= Lear, Tolstoy and the Fool =

1947 essay by George Orwell

"Lear, Tolstoy and the Fool" is an essay by George Orwell. It was inspired by a critical essay on Shakespeare by Leo Tolstoy, and was first published in Polemic No. 7 (March 1947).

Orwell analyses Tolstoy's criticism of Shakespeare's work in general and his attack on King Lear in particular. According to Orwell's detailed summary, Tolstoy denounced Shakespeare as a bad dramatist, not a true artist at all, and declared that Shakespeare's fame was due to propaganda by German professors towards the end of the eighteenth century. Tolstoy claimed that Shakespeare was still admired only because of a sort of mass hypnosis or "epidemic suggestion".

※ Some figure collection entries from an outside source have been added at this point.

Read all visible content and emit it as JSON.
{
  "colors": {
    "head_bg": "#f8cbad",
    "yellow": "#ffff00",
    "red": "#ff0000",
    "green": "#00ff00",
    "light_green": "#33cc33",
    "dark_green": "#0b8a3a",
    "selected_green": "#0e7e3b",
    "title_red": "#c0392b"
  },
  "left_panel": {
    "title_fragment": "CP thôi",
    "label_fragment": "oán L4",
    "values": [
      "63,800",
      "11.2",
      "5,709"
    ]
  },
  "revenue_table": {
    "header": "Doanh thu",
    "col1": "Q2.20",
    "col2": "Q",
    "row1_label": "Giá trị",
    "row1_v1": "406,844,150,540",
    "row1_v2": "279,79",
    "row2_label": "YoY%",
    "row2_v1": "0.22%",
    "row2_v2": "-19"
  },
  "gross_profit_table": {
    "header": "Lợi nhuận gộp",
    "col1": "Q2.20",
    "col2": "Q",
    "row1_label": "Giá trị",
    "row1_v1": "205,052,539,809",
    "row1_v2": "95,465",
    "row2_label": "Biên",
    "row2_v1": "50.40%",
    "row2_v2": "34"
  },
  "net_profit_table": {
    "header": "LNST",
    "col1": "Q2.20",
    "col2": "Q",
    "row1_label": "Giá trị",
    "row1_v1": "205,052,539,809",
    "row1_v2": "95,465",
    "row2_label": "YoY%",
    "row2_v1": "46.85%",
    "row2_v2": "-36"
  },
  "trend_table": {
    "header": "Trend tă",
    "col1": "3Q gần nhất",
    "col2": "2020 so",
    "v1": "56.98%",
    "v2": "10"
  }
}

After having recapitulated Tolstoy's indictment and Tolstoy's criteria for literary merit, which Shakespeare does not meet, Orwell writes:

One's first feeling is that in describing Shakespeare as a bad writer he is saying something demonstrably untrue. But this is not the case. In reality there is no kind of evidence or argument by which one can show that Shakespeare, or any other writer, is 'good' ... Ultimately there is no test of literary merit except survival, which is itself an index to majority opinion. Artistic theories such as Tolstoy's are quite worthless, because they not only start out with arbitrary assumptions, but depend on vague terms ('sincere', 'important' and so forth) which can be interpreted in any way one chooses. Properly speaking one cannot answer Tolstoy's attack. The interesting question is: why did he make it? But it should be noticed in passing that he uses many weak or dishonest arguments. Some of them are worth pointing out, not because they invalidate his main charge but because they are, so to speak, evidence of malice.

After a detailed, itemised analysis aimed to show that a great number of Tolstoy's arguments are false, dishonest and malicious, Orwell identifies Tolstoy's chief quarrel with Shakespeare as "the quarrel between the religious and the humanist attitude towards life." The exuberance with life that characterises Shakespeare, his interest in everything, the poetic brilliance – the very qualities for which people tend to admire Shakespeare – are precisely the qualities that make him unendurable to Tolstoy, who preached austerity and whose "main aim, in his later years, was to narrow the range of human consciousness. One's interests, one's points of attachment to the physical world and the day-to-day struggle, must be as few and not as many as possible." Since Shakespeare's attitude to life threatens Tolstoy's, Tolstoy is incapable of enjoying Shakespeare and mounts an assault on him in order to try to ensure that others cannot enjoy him either.

Orwell then proceeds to examine Tolstoy himself and notes that the special hatred Tolstoy reserved for King Lear could well be due to the curious similarity of his own story to Lear's, and to the fact that he suffered disappointments of the same nature after renouncing his estate, his aristocratic title and his copyrights.

In conclusion, Orwell mentions how little difference Tolstoy's thunderous attack on Shakespeare has made. According to Orwell, the only criterion for the merit of a work of art is that it continues to be admired, and hence, the verdict on Shakespeare must be "not guilty", since more than a hundred years after Tolstoy's pamphlet Shakespeare remains as admired as ever.